La région de Kolda affiche un taux de prévalence du VIH de 1,5 %.
Ce niveau reste cinq fois supérieur à la moyenne nationale.
Ainsi, Kolda demeure l’un des principaux foyers de l’épidémie au Sénégal.
Face à cette réalité, les autorités sanitaires tirent la sonnette d’alarme.
Elles appellent à une mobilisation urgente des acteurs locaux et privés.
Une Journée mondiale du Sida marquée par l’inquiétude
La Journée mondiale de lutte contre le Sida a pris une dimension particulière à Kolda.
Les messages de sensibilisation ont révélé une situation préoccupante.

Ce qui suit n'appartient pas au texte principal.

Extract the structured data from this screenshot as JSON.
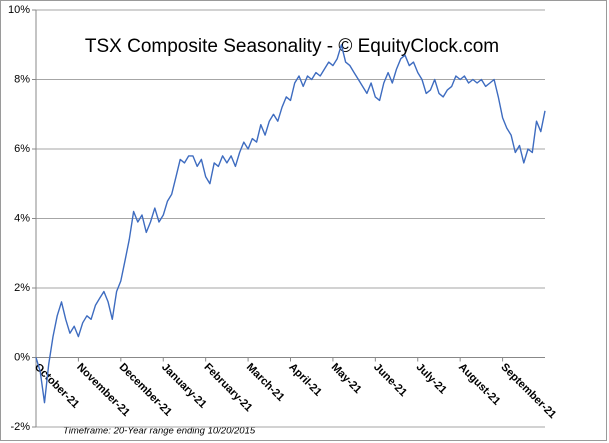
{
  "chart_data": {
    "type": "line",
    "title": "TSX Composite Seasonality - © EquityClock.com",
    "footnote": "Timeframe: 20-Year range ending 10/20/2015",
    "categories": [
      "October-21",
      null,
      null,
      null,
      null,
      null,
      null,
      null,
      null,
      null,
      "November-21",
      null,
      null,
      null,
      null,
      null,
      null,
      null,
      null,
      null,
      "December-21",
      null,
      null,
      null,
      null,
      null,
      null,
      null,
      null,
      null,
      "January-21",
      null,
      null,
      null,
      null,
      null,
      null,
      null,
      null,
      null,
      "February-21",
      null,
      null,
      null,
      null,
      null,
      null,
      null,
      null,
      null,
      "March-21",
      null,
      null,
      null,
      null,
      null,
      null,
      null,
      null,
      null,
      "April-21",
      null,
      null,
      null,
      null,
      null,
      null,
      null,
      null,
      null,
      "May-21",
      null,
      null,
      null,
      null,
      null,
      null,
      null,
      null,
      null,
      "June-21",
      null,
      null,
      null,
      null,
      null,
      null,
      null,
      null,
      null,
      "July-21",
      null,
      null,
      null,
      null,
      null,
      null,
      null,
      null,
      null,
      "August-21",
      null,
      null,
      null,
      null,
      null,
      null,
      null,
      null,
      null,
      "September-21",
      null,
      null,
      null,
      null,
      null,
      null,
      null,
      null,
      null,
      null
    ],
    "series": [
      {
        "name": "TSX Composite",
        "color": "#3e6cc0",
        "values": [
          0,
          -0.4,
          -1.3,
          -0.2,
          0.6,
          1.2,
          1.6,
          1.1,
          0.7,
          0.9,
          0.6,
          1.0,
          1.2,
          1.1,
          1.5,
          1.7,
          1.9,
          1.6,
          1.1,
          1.9,
          2.2,
          2.8,
          3.4,
          4.2,
          3.9,
          4.1,
          3.6,
          3.9,
          4.3,
          3.9,
          4.1,
          4.5,
          4.7,
          5.2,
          5.7,
          5.6,
          5.8,
          5.8,
          5.5,
          5.7,
          5.2,
          5.0,
          5.6,
          5.5,
          5.8,
          5.6,
          5.8,
          5.5,
          5.9,
          6.2,
          6.0,
          6.3,
          6.2,
          6.7,
          6.4,
          6.8,
          7.0,
          6.8,
          7.2,
          7.5,
          7.4,
          7.9,
          8.1,
          7.8,
          8.1,
          8.0,
          8.2,
          8.1,
          8.3,
          8.5,
          8.4,
          8.6,
          9.0,
          8.5,
          8.4,
          8.2,
          8.0,
          7.8,
          7.6,
          7.9,
          7.5,
          7.4,
          7.9,
          8.2,
          7.9,
          8.3,
          8.6,
          8.7,
          8.4,
          8.5,
          8.2,
          8.0,
          7.6,
          7.7,
          8.0,
          7.6,
          7.5,
          7.7,
          7.8,
          8.1,
          8.0,
          8.1,
          7.9,
          8.0,
          7.9,
          8.0,
          7.8,
          7.9,
          8.0,
          7.5,
          6.9,
          6.6,
          6.4,
          5.9,
          6.1,
          5.6,
          6.0,
          5.9,
          6.8,
          6.5,
          7.1
        ]
      }
    ],
    "ylim": [
      -2,
      10
    ],
    "yticks": [
      {
        "value": -2,
        "label": "-2%"
      },
      {
        "value": 0,
        "label": "0%"
      },
      {
        "value": 2,
        "label": "2%"
      },
      {
        "value": 4,
        "label": "4%"
      },
      {
        "value": 6,
        "label": "6%"
      },
      {
        "value": 8,
        "label": "8%"
      },
      {
        "value": 10,
        "label": "10%"
      }
    ],
    "grid": true
  }
}
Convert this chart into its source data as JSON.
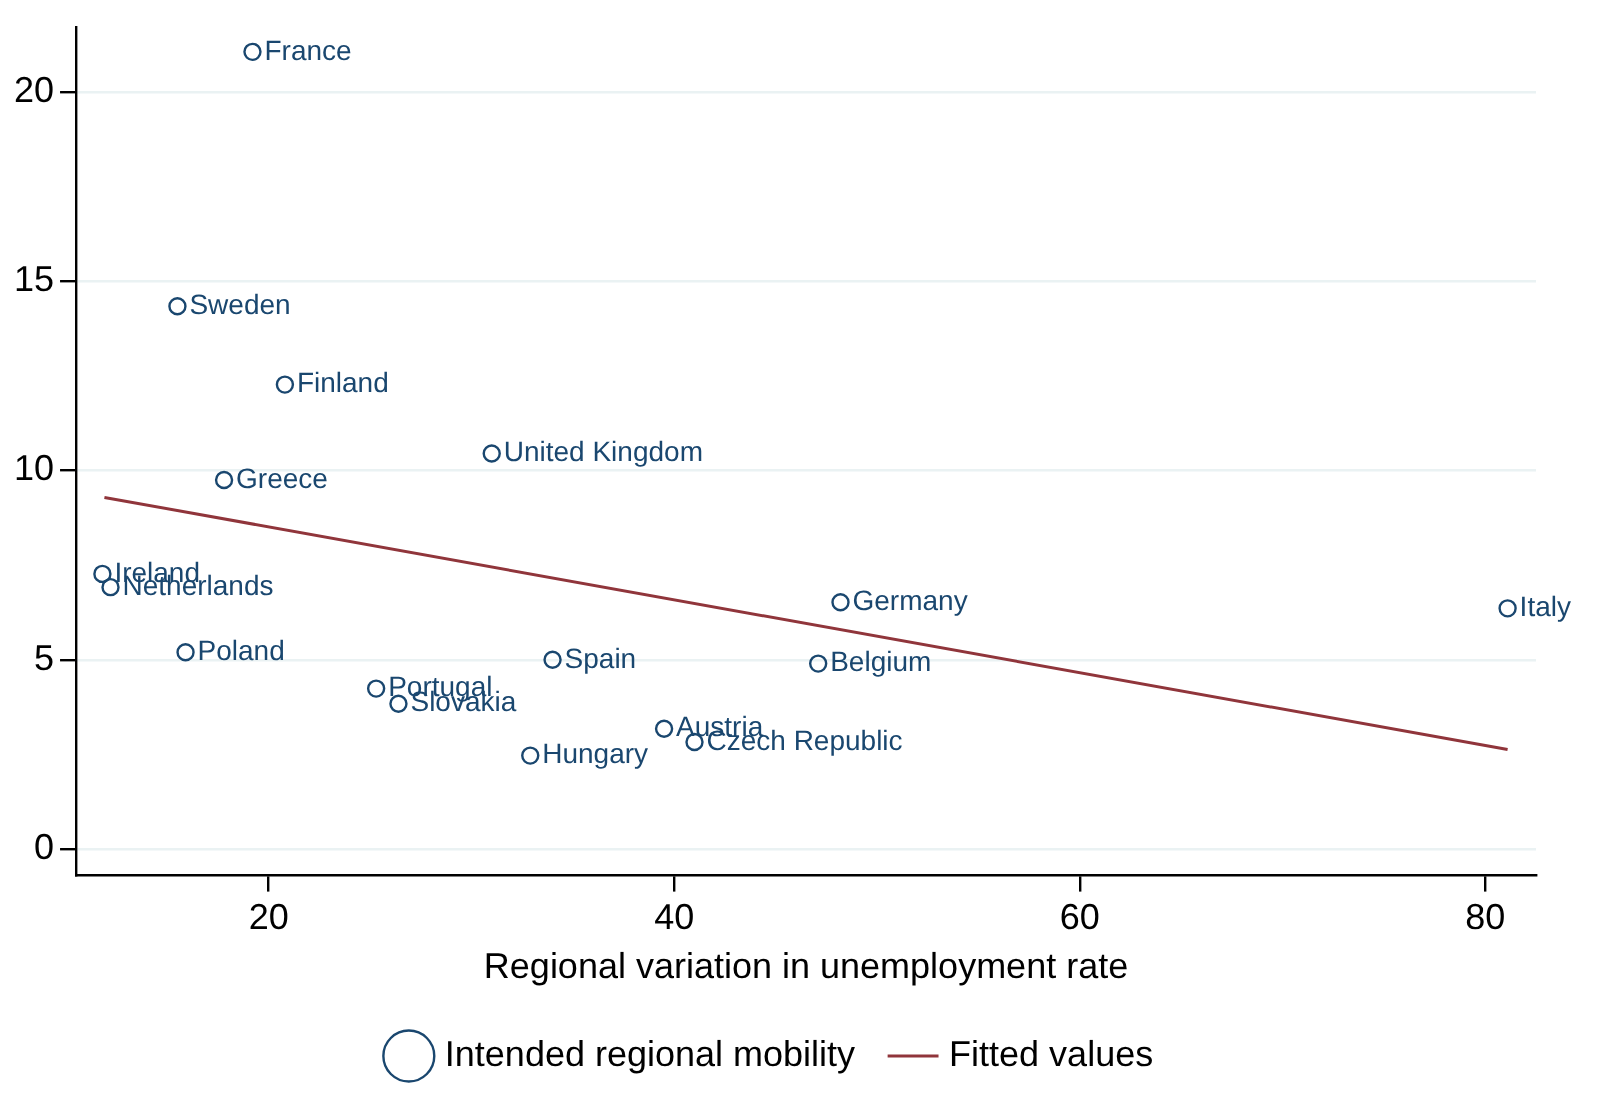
{
  "chart_data": {
    "type": "scatter",
    "xlabel": "Regional variation in unemployment rate",
    "xlim": [
      10.5,
      82.5
    ],
    "xticks": [
      20,
      40,
      60,
      80
    ],
    "ylim": [
      -0.7,
      21.7
    ],
    "yticks": [
      0,
      5,
      10,
      15,
      20
    ],
    "grid": "y",
    "legend": "bottom",
    "marker": "circle",
    "series": [
      {
        "name": "Intended regional mobility",
        "color": "#1a476f",
        "x": [
          19.2,
          15.5,
          20.8,
          31.0,
          17.8,
          11.8,
          12.2,
          15.9,
          25.3,
          26.4,
          34.0,
          32.9,
          39.5,
          41.0,
          47.1,
          48.2,
          81.1
        ],
        "values": [
          21.06,
          14.34,
          12.27,
          10.45,
          9.75,
          7.27,
          6.92,
          5.2,
          4.24,
          3.84,
          5.0,
          2.47,
          3.18,
          2.83,
          4.9,
          6.52,
          6.36
        ]
      },
      {
        "name": "Fitted values",
        "type": "line",
        "marker": "none",
        "color": "#90353b",
        "x": [
          11.9,
          81.1
        ],
        "values": [
          9.29,
          2.63
        ]
      }
    ],
    "annotations": [
      {
        "text": "France",
        "x": 19.2,
        "y": 21.06
      },
      {
        "text": "Sweden",
        "x": 15.5,
        "y": 14.34
      },
      {
        "text": "Finland",
        "x": 20.8,
        "y": 12.27
      },
      {
        "text": "United Kingdom",
        "x": 31.0,
        "y": 10.45
      },
      {
        "text": "Greece",
        "x": 17.8,
        "y": 9.75
      },
      {
        "text": "Ireland",
        "x": 11.8,
        "y": 7.27
      },
      {
        "text": "Netherlands",
        "x": 12.2,
        "y": 6.92
      },
      {
        "text": "Poland",
        "x": 15.9,
        "y": 5.2
      },
      {
        "text": "Portugal",
        "x": 25.3,
        "y": 4.24
      },
      {
        "text": "Slovakia",
        "x": 26.4,
        "y": 3.84
      },
      {
        "text": "Spain",
        "x": 34.0,
        "y": 5.0
      },
      {
        "text": "Hungary",
        "x": 32.9,
        "y": 2.47
      },
      {
        "text": "Austria",
        "x": 39.5,
        "y": 3.18
      },
      {
        "text": "Czech Republic",
        "x": 41.0,
        "y": 2.83
      },
      {
        "text": "Belgium",
        "x": 47.1,
        "y": 4.9
      },
      {
        "text": "Germany",
        "x": 48.2,
        "y": 6.52
      },
      {
        "text": "Italy",
        "x": 81.1,
        "y": 6.36
      }
    ]
  }
}
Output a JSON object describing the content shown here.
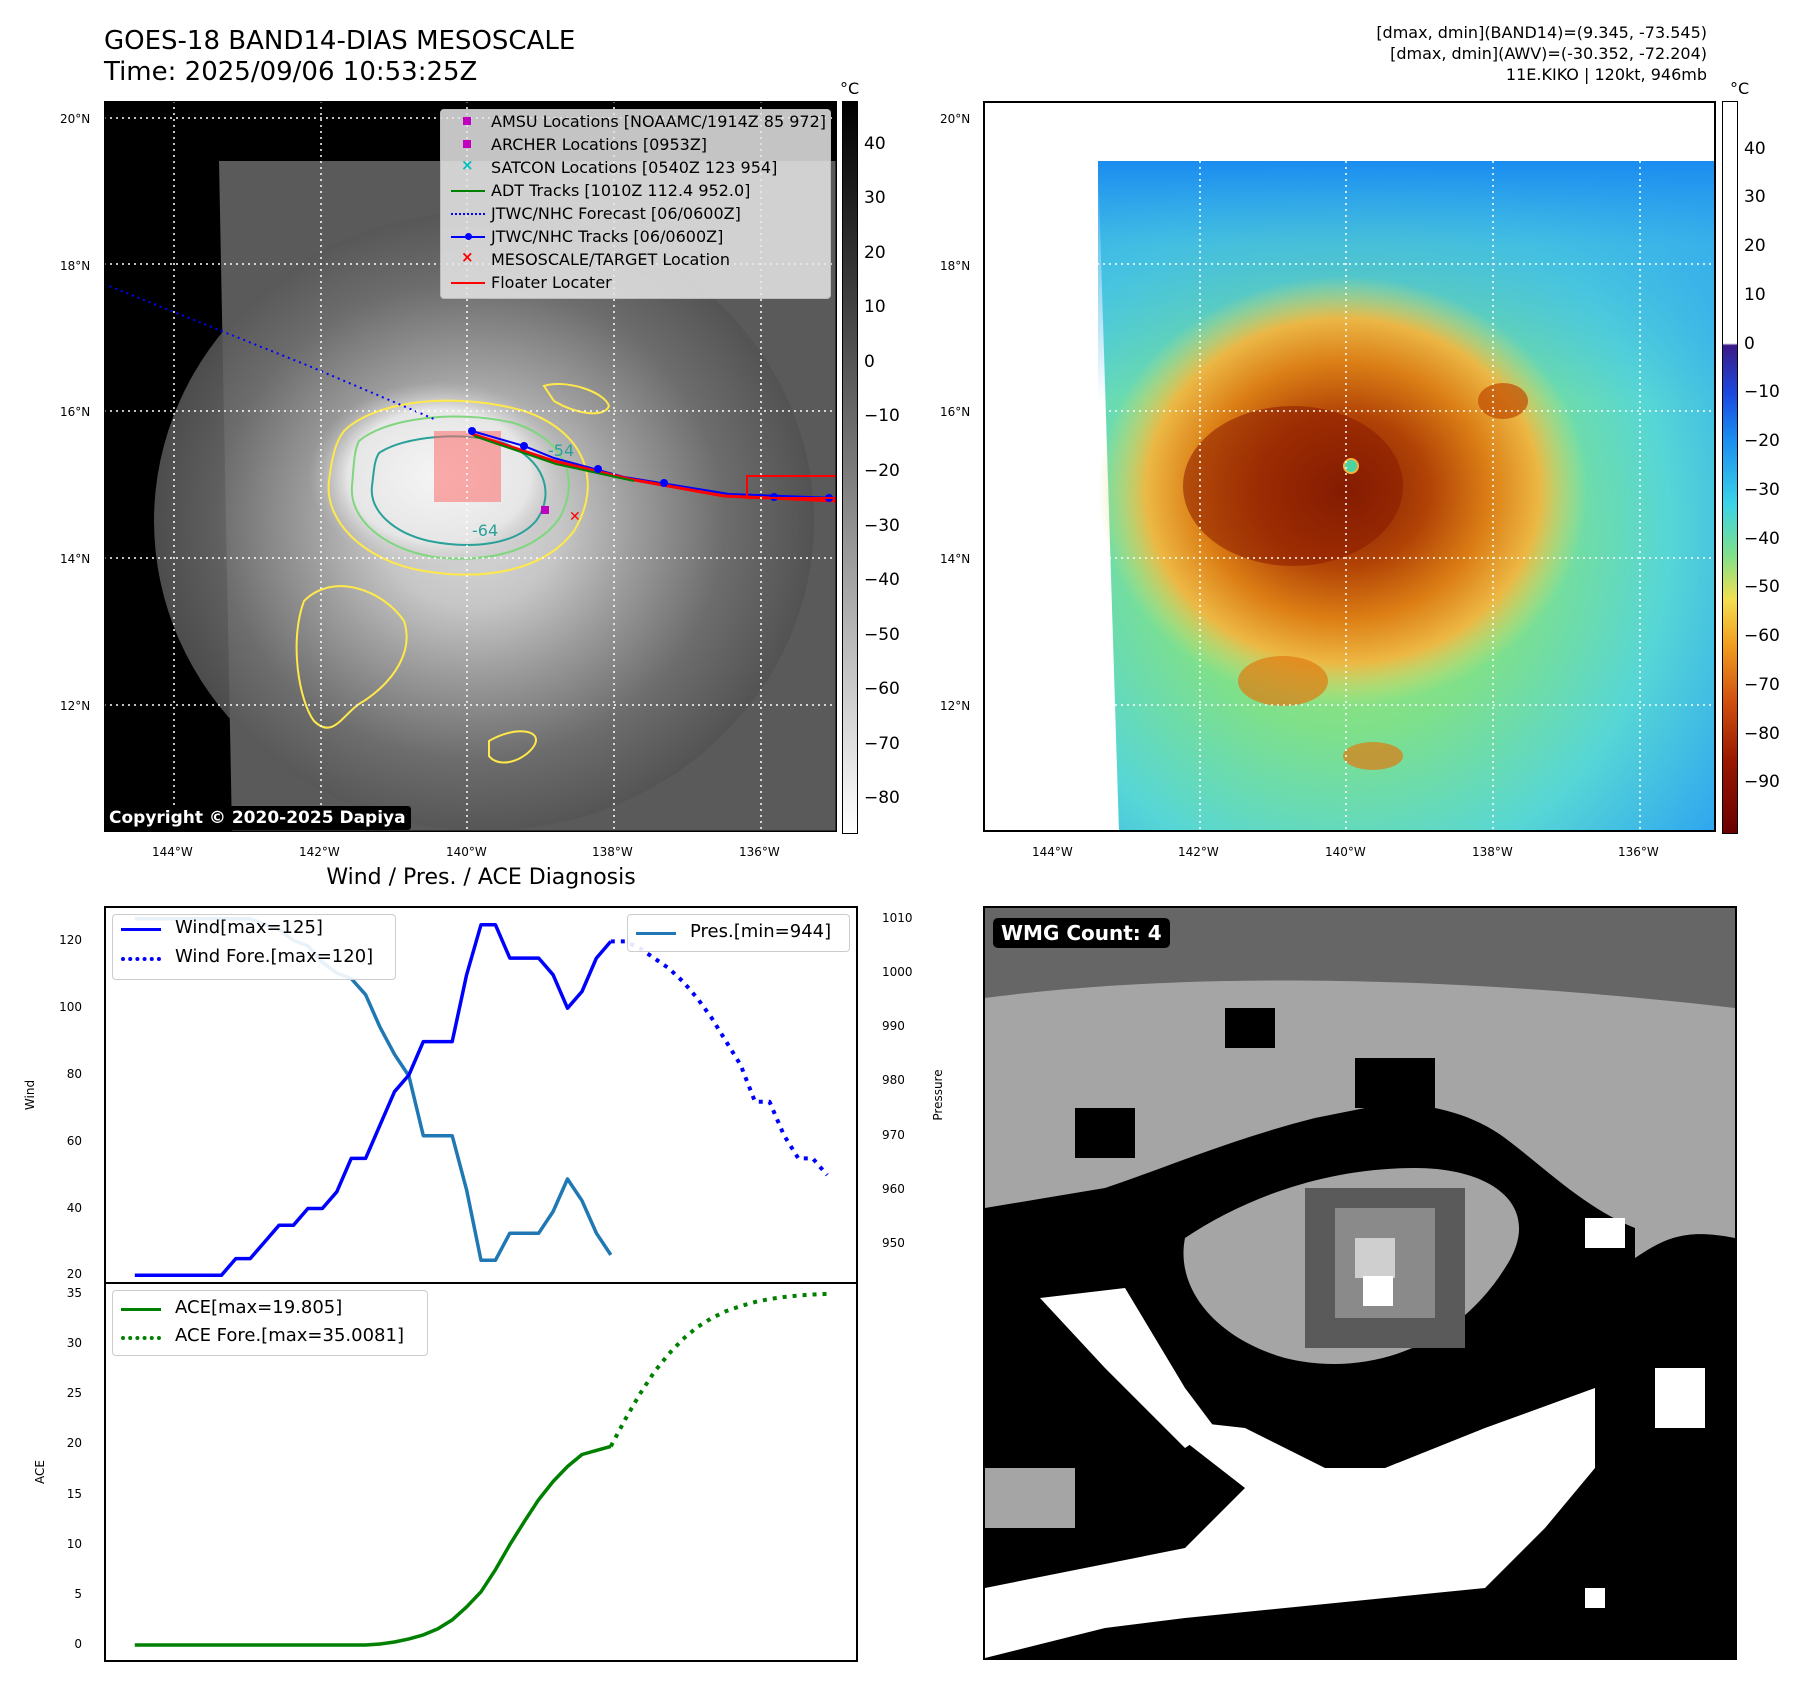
{
  "header": {
    "title_line1": "GOES-18 BAND14-DIAS MESOSCALE",
    "title_line2": "Time: 2025/09/06 10:53:25Z",
    "info_line1": "[dmax, dmin](BAND14)=(9.345, -73.545)",
    "info_line2": "[dmax, dmin](AWV)=(-30.352, -72.204)",
    "info_line3": "11E.KIKO | 120kt, 946mb"
  },
  "map_axes": {
    "lat_labels": [
      "20°N",
      "18°N",
      "16°N",
      "14°N",
      "12°N"
    ],
    "lon_labels": [
      "144°W",
      "142°W",
      "140°W",
      "138°W",
      "136°W"
    ]
  },
  "ir_panel": {
    "colorbar_unit": "°C",
    "colorbar_ticks": [
      "40",
      "30",
      "20",
      "10",
      "0",
      "−10",
      "−20",
      "−30",
      "−40",
      "−50",
      "−60",
      "−70",
      "−80"
    ],
    "contour_labels": [
      "-54",
      "-64"
    ],
    "copyright": "Copyright © 2020-2025 Dapiya",
    "legend": [
      {
        "label": "AMSU Locations [NOAAMC/1914Z 85 972]",
        "color": "#c000c0",
        "marker": "square"
      },
      {
        "label": "ARCHER Locations [0953Z]",
        "color": "#c000c0",
        "marker": "square"
      },
      {
        "label": "SATCON Locations [0540Z 123 954]",
        "color": "#00c0c0",
        "marker": "x"
      },
      {
        "label": "ADT Tracks [1010Z 112.4 952.0]",
        "color": "#008000",
        "marker": "line"
      },
      {
        "label": "JTWC/NHC Forecast [06/0600Z]",
        "color": "#0000ff",
        "marker": "dotted"
      },
      {
        "label": "JTWC/NHC Tracks [06/0600Z]",
        "color": "#0000ff",
        "marker": "line-dot"
      },
      {
        "label": "MESOSCALE/TARGET Location",
        "color": "#ff0000",
        "marker": "x"
      },
      {
        "label": "Floater Locater",
        "color": "#ff0000",
        "marker": "line"
      }
    ]
  },
  "awv_panel": {
    "colorbar_unit": "°C",
    "colorbar_ticks": [
      "40",
      "30",
      "20",
      "10",
      "0",
      "−10",
      "−20",
      "−30",
      "−40",
      "−50",
      "−60",
      "−70",
      "−80",
      "−90"
    ]
  },
  "diagnosis": {
    "title": "Wind / Pres. / ACE Diagnosis",
    "wind_ylabel": "Wind",
    "pres_ylabel": "Pressure",
    "ace_ylabel": "ACE",
    "wind_ticks": [
      "120",
      "100",
      "80",
      "60",
      "40",
      "20"
    ],
    "pres_ticks": [
      "1010",
      "1000",
      "990",
      "980",
      "970",
      "960",
      "950"
    ],
    "ace_ticks": [
      "35",
      "30",
      "25",
      "20",
      "15",
      "10",
      "5",
      "0"
    ],
    "legend_wind": "Wind[max=125]",
    "legend_wind_fore": "Wind Fore.[max=120]",
    "legend_pres": "Pres.[min=944]",
    "legend_ace": "ACE[max=19.805]",
    "legend_ace_fore": "ACE Fore.[max=35.0081]"
  },
  "wmg_panel": {
    "label": "WMG Count: 4"
  },
  "chart_data": [
    {
      "type": "line",
      "title": "Wind / Pres. / ACE Diagnosis",
      "ylabel": "Wind",
      "ylim": [
        18,
        130
      ],
      "series": [
        {
          "name": "Wind[max=125]",
          "color": "#0000ff",
          "style": "solid",
          "x": [
            0,
            1,
            2,
            3,
            4,
            5,
            6,
            7,
            8,
            9,
            10,
            11,
            12,
            13,
            14,
            15,
            16,
            17,
            18,
            19,
            20,
            21,
            22,
            23,
            24,
            25
          ],
          "values": [
            20,
            20,
            20,
            20,
            20,
            20,
            20,
            25,
            25,
            30,
            35,
            35,
            40,
            40,
            45,
            55,
            55,
            65,
            75,
            80,
            90,
            90,
            90,
            110,
            125,
            125
          ]
        },
        {
          "name": "Wind Fore.[max=120]",
          "color": "#0000ff",
          "style": "dotted",
          "x": [
            33,
            34,
            35,
            36,
            37,
            38,
            39,
            40,
            41,
            42,
            43,
            44,
            45,
            46,
            47,
            48
          ],
          "values": [
            120,
            120,
            118,
            115,
            112,
            108,
            103,
            97,
            90,
            83,
            72,
            72,
            62,
            55,
            55,
            50
          ]
        }
      ],
      "wind_observed_tail": {
        "x": [
          25,
          26,
          27,
          28,
          29,
          30,
          31,
          32,
          33
        ],
        "values": [
          125,
          115,
          115,
          115,
          110,
          100,
          105,
          115,
          120
        ]
      }
    },
    {
      "type": "line",
      "ylabel": "Pressure",
      "ylim": [
        943,
        1012
      ],
      "series": [
        {
          "name": "Pres.[min=944]",
          "color": "#1f77b4",
          "style": "solid",
          "x": [
            0,
            1,
            2,
            3,
            4,
            5,
            6,
            7,
            8,
            9,
            10,
            11,
            12,
            13,
            14,
            15,
            16,
            17,
            18,
            19,
            20,
            21,
            22,
            23,
            24,
            25,
            26,
            27,
            28,
            29,
            30,
            31,
            32,
            33
          ],
          "values": [
            1010,
            1010,
            1010,
            1010,
            1010,
            1010,
            1010,
            1010,
            1010,
            1009,
            1008,
            1006,
            1005,
            1002,
            1000,
            999,
            996,
            990,
            985,
            981,
            970,
            970,
            970,
            960,
            947,
            947,
            952,
            952,
            952,
            956,
            962,
            958,
            952,
            948
          ]
        }
      ]
    },
    {
      "type": "line",
      "ylabel": "ACE",
      "ylim": [
        -1.5,
        36
      ],
      "series": [
        {
          "name": "ACE[max=19.805]",
          "color": "#008000",
          "style": "solid",
          "x": [
            0,
            2,
            4,
            6,
            8,
            10,
            12,
            14,
            16,
            17,
            18,
            19,
            20,
            21,
            22,
            23,
            24,
            25,
            26,
            27,
            28,
            29,
            30,
            31,
            32,
            33
          ],
          "values": [
            0,
            0,
            0,
            0,
            0,
            0,
            0,
            0,
            0,
            0.1,
            0.3,
            0.6,
            1.0,
            1.6,
            2.5,
            3.8,
            5.3,
            7.5,
            10.0,
            12.3,
            14.5,
            16.3,
            17.8,
            19.0,
            19.4,
            19.805
          ]
        },
        {
          "name": "ACE Fore.[max=35.0081]",
          "color": "#008000",
          "style": "dotted",
          "x": [
            33,
            34,
            35,
            36,
            37,
            38,
            39,
            40,
            41,
            42,
            43,
            44,
            45,
            46,
            47,
            48
          ],
          "values": [
            19.805,
            22.5,
            25,
            27.2,
            29,
            30.5,
            31.7,
            32.6,
            33.3,
            33.8,
            34.2,
            34.5,
            34.7,
            34.85,
            34.95,
            35.0081
          ]
        }
      ]
    }
  ]
}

Le Dr Thierno Chérif Sy a livré un constat sans détour.
Il reconnaît une baisse historique de la prévalence régionale.
Cependant, il souligne un écart toujours important avec la moyenne nationale.
Le dépistage avancé au cœur de la stratégie
Le Dr Sy place le dépistage au centre de la riposte.
Il privilégie une approche active tournée vers les populations.
Les structures sanitaires doivent se rapprocher des communautés.
Cette méthode cible surtout les zones rurales et isolées.
Les élus locaux et le secteur privé restent des partenaires clés.
Le soutien des collectivités et des entreprises
L’appui financier local peut renforcer les activités de dépistage.
Les communes peuvent soutenir l’acquisition d’unités mobiles.
Les entreprises peuvent financer des campagnes communautaires ciblées.
Ces efforts faciliteraient l’accès aux tests pour les populations vulnérables.
Des contraintes techniques persistantes
Le système sanitaire de Kolda fait face à des limites importantes.
Le suivi de la charge virale reste difficile.
L’appareil disponible à Vélingara possède une capacité insuffisante.
Cette situation ralentit l’évaluation des traitements.
Certains patients doivent attendre ou se déplacer loin.
Une région transfrontalière sous pression sanitaire
La position géographique de Kolda complique la prise en charge.
La région accueille de nombreux patients venus des pays voisins.
Cette solidarité médicale reste nécessaire et humanitaire.
Cependant, elle complique le suivi épidémiologique régional.
Elle rend aussi la collecte de données plus complexe.
Les patients perdus de vue, un défi majeur
Les autorités sanitaires s’inquiètent des patients perdus de vue.
Certains malades abandonnent le traitement après l’avoir commencé.
Cette situation concerne un nombre important de personnes suivies.
Elle augmente les risques de résistance aux antirétroviraux.
Elle favorise aussi la transmission du virus.
Vers une réponse multisectorielle durable
Le Dr Sy appelle à une réponse collective et coordonnée.
Le secteur de la santé ne peut agir seul durablement.
Les élus doivent intégrer la lutte contre le VIH dans leurs budgets.
Le secteur privé doit soutenir les campagnes de prévention.
Les partenaires doivent renforcer les équipements médicaux régionaux.
Un enjeu national de santé publique
La lutte contre le VIH à Kolda concerne tout le Sénégal.
Réduire la prévalence régionale protégerait les acquis nationaux.
Agir efficacement dans le Fouladou renforcerait la sécurité sanitaire.
Cette bataille locale représente un enjeu national majeur.